Responding better to the community
Changing things within the police force meant not only developing new apps, but doing things in different ways. Janelle Baily, the Assistant Director for Data Science and Analytics at the WA Police Force, says that previously, the force focussed “on doing everything individually-based, and it was quite a manual effort.” This was especially the case when it came to data entry and analysis. Previously, many of the results that the force was able to achieve “were outstanding, but they were very manual and dependent on the person who was using their data skills.” Many of the dots were not being joined, and because of the way the systems were set up, things were being missed.
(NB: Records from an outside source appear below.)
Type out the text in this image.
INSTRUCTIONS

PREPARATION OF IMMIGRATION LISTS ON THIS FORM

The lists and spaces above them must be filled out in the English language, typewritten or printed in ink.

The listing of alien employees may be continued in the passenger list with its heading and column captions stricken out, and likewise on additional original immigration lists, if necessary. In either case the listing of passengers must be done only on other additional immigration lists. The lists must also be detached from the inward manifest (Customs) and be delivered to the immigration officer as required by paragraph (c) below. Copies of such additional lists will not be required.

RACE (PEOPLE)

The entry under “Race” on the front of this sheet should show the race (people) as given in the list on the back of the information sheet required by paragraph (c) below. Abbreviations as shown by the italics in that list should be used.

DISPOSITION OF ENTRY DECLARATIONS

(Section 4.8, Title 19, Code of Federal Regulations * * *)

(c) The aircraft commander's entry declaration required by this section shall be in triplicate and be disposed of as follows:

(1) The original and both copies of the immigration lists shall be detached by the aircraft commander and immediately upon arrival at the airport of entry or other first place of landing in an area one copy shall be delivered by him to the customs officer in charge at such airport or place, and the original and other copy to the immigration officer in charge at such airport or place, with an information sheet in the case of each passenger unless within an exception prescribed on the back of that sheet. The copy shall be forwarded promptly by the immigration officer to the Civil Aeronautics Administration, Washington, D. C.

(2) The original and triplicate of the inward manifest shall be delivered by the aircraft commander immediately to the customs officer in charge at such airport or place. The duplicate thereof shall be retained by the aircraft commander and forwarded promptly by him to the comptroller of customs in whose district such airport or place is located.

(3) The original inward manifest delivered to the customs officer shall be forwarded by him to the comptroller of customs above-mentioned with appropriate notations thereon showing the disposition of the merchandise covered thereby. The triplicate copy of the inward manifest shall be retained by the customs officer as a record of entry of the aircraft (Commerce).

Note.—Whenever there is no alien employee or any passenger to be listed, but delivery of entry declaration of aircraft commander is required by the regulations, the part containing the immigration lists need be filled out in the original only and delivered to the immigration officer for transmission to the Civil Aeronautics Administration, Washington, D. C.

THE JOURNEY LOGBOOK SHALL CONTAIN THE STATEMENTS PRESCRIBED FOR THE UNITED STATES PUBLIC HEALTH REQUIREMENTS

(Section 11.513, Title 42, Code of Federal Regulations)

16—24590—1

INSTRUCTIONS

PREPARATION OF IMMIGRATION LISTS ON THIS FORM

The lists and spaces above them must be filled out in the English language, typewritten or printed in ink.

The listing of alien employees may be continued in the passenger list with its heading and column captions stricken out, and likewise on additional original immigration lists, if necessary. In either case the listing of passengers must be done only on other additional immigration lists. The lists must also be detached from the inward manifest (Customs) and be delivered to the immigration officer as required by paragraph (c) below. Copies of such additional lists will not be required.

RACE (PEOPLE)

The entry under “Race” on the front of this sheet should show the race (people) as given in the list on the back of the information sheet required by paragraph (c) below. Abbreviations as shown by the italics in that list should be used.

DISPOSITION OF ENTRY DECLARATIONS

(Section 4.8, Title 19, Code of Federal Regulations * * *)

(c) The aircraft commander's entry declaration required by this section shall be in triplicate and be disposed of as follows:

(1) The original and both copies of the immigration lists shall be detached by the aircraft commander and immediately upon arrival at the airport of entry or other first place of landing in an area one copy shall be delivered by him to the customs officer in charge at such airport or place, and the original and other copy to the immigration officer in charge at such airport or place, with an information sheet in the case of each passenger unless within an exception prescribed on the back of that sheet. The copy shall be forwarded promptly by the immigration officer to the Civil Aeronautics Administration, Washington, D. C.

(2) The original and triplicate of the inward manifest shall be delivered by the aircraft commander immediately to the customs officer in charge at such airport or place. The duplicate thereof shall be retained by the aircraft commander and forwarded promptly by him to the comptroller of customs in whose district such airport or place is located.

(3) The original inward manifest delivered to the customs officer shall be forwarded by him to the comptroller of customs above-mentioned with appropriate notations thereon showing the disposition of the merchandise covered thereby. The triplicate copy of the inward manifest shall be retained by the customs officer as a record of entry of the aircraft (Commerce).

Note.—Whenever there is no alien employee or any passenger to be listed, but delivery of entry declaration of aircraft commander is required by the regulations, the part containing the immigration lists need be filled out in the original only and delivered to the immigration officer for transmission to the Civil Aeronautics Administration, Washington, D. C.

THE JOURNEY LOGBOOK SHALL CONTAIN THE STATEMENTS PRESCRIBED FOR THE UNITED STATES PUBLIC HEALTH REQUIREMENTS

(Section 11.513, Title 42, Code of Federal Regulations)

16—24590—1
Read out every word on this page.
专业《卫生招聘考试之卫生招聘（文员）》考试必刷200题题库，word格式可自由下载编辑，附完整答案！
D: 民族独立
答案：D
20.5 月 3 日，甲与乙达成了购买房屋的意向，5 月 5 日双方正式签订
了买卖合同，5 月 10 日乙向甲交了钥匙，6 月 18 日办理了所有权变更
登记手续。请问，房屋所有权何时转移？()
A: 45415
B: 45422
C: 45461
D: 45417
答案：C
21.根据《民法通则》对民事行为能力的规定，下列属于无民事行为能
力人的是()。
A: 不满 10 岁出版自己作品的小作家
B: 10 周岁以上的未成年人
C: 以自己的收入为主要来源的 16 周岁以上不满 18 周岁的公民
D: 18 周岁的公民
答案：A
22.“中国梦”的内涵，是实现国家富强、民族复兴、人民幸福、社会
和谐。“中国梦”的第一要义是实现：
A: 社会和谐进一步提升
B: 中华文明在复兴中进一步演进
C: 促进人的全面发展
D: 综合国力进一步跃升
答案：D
Naturally, it was also “a very siloed approach.”
The new way of working is all about “improving interagency collaboration and having a multi-agency triage approach.” For instance, a police officer may be the only one on the scene of a crime. Once the body-worn cameras are operational and linked back to the command centre in real-time, other agencies will also be able to see the footage and may then send an ambulance, or back up or some other service. It means the police won’t be working by themselves and there will be “a response from all of us together.” It also means uniformed police working in lock-step with detectives and public servants.
To achieve this, a new report and dashboard was created, where “all our data is visible. We’ve now morphed those into a lot of different visualisations for the frontline officers to really help them focus their efforts, and to make sure that they can solve crimes faster and keep the community safe.”
Jodie Pearson says that as much as collaborations are internal, there is now also a concerted effort to work more with the “whole-of-government across our partner agencies and departments.” The WA Police Force is also working with universities to assist with some of the analysis of data. The idea is to “create that virtual hard border” by getting the most out of all of the data. “Collaborating internally has proven to be incredible for us. We’re now really going to expand that into the future and partner with others too, for the best outcome for the community.”